Der Realitätsverlust Angela Merkels, wenn sie überhaupt in den letzten Jahren ein Verhältnis zur Realität besaß, das sich nicht im Anblick der durch aktivistische Medien errichteten Potjomkinschen Dörfer erschöpfte, zeigt sich in ihrem hektischen Bemühen, ein positives Bild ihrer Kanzlerschaft in den Geschichtsbüchern zu sichern. Drei Wahlkampfauftritte will sie mit Armin Laschet absolvieren, einer fand gestern Abend in Stralsund statt – im strömenden Regen, begleitet von einem Pfeiffkonzert und „Haut-ab!“-Rufen. Die Welt berichtet darüber in der typischen Häme eines westdeutschen Journalisten, der nach der Bestätigung seiner Vorurteile über Ostdeutschland sucht und natürlich findet. Darin ähnelt er Merkel: die Medien und ihre Kanzlerin vereint in größtmöglicher Ferne von der Wirklichkeit.
Den einzig originellen Gedanken der Darstellung konnte man übrigens schon bei TE lesen: dass es Angela Merkel nämlich nicht um die Rettung ihres Kanzlerkandidaten oder des Kanzleramtes für die Union, sondern um ihren Platz in den Geschichtsbüchern geht. Den hat sie nämlich versemmelt.
Merkel hat geglaubt, dass sie als strahlende Kanzlerin das Amt verlassen wird und nach ihr Deutschlands große Transformation mit großer Konsequenz, drastisch, vielleicht sogar brutal durch Leute wie Baerbock, Habeck und Göring-Eckardt durchgesetzt wird – und ihren Platz in den Geschichtsbüchern als die große Ermöglicherin, als die Ahnherrin dieser großen Umwälzung, als Künderin des Morgenrots gesehen. Irgendwann hat sie dem Bild, das sie von sich in den Medien zu schaffen sich stets bemühte, auch selbst geglaubt. Das war der Anfang vom Niedergang ihrer Medienkanzlerschaft.
Denn Referenzpunkt ihres Wirkens waren stets die Medien, die sie um so stärker für sich gewann, um so weiter sie sich von der Geschichte der CDU, von Wesen und Werten der Partei, übrigens auch von Deutschland entfernte. Doch, wie heißt es, wer mit den Medien im Fahrstuhl nach oben fährt, fährt mit ihnen auch wieder nach unten.

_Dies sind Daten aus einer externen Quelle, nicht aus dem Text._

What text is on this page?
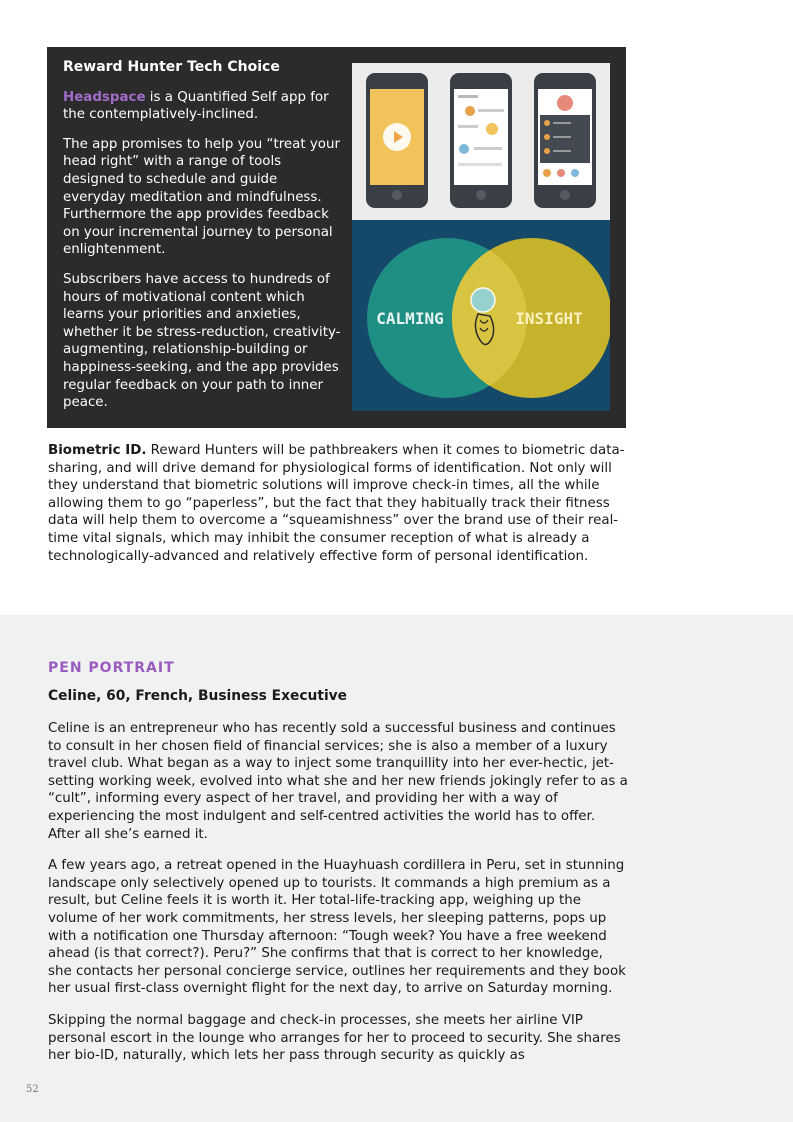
Reward Hunter Tech Choice

Headspace is a Quantified Self app for the contemplatively-inclined.

The app promises to help you “treat your head right” with a range of tools designed to schedule and guide everyday meditation and mindfulness. Furthermore the app provides feedback on your incremental journey to personal enlightenment.

Subscribers have access to hundreds of hours of motivational content which learns your priorities and anxieties, whether it be stress-reduction, creativity-augmenting, relationship-building or happiness-seeking, and the app provides regular feedback on your path to inner peace.

CALMING	INSIGHT

Biometric ID. Reward Hunters will be pathbreakers when it comes to biometric data-sharing, and will drive demand for physiological forms of identification. Not only will they understand that biometric solutions will improve check-in times, all the while allowing them to go “paperless”, but the fact that they habitually track their fitness data will help them to overcome a “squeamishness” over the brand use of their real-time vital signals, which may inhibit the consumer reception of what is already a technologically-advanced and relatively effective form of personal identification.

PEN PORTRAIT
Celine, 60, French, Business Executive

Celine is an entrepreneur who has recently sold a successful business and continues to consult in her chosen field of financial services; she is also a member of a luxury travel club. What began as a way to inject some tranquillity into her ever-hectic, jet-setting working week, evolved into what she and her new friends jokingly refer to as a “cult”, informing every aspect of her travel, and providing her with a way of experiencing the most indulgent and self-centred activities the world has to offer. After all she’s earned it.

A few years ago, a retreat opened in the Huayhuash cordillera in Peru, set in stunning landscape only selectively opened up to tourists. It commands a high premium as a result, but Celine feels it is worth it. Her total-life-tracking app, weighing up the volume of her work commitments, her stress levels, her sleeping patterns, pops up with a notification one Thursday afternoon: “Tough week? You have a free weekend ahead (is that correct?). Peru?” She confirms that that is correct to her knowledge, she contacts her personal concierge service, outlines her requirements and they book her usual first-class overnight flight for the next day, to arrive on Saturday morning.

Skipping the normal baggage and check-in processes, she meets her airline VIP personal escort in the lounge who arranges for her to proceed to security. She shares her bio-ID, naturally, which lets her pass through security as quickly as

52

Merkel im Regen, das erinnert an das Schlussbild der Verfilmung von Heinrich Manns Roman Der Untertan, als Diederich Heßling vor dem Denkmal des Kaisers in flutendem Regen steht, im Unwetter, ganz allein, er und die untergehende Macht.
Wie heißt es schon in Schillers Die Verschwörung des Fiesco von Genua: „Der Mohr hat seine Arbeit getan, der Mohr kann gehen.“ Doch da sagt es noch Muley Hassan über sich selbst. Die Zeiten ändern sich. Da es kein kritisches, was eigentlich eine Tautologie, sondern nur noch ein affirmatives Theater, was eine contradictio in adiecto darstellt, gibt, bringt die Geschichte selbst das Stück zur Aufführung. Es sind die Grünen und die aktivistischen Medien, die nun sagen: Die Kanzlerin hat ihre Arbeit getan, die Kanzlerin kann gehen. Selbst wenn es gelingt, in letzter Sekunde das Blatt zu wenden, die Seiten der Geschichte sind bereits geschrieben.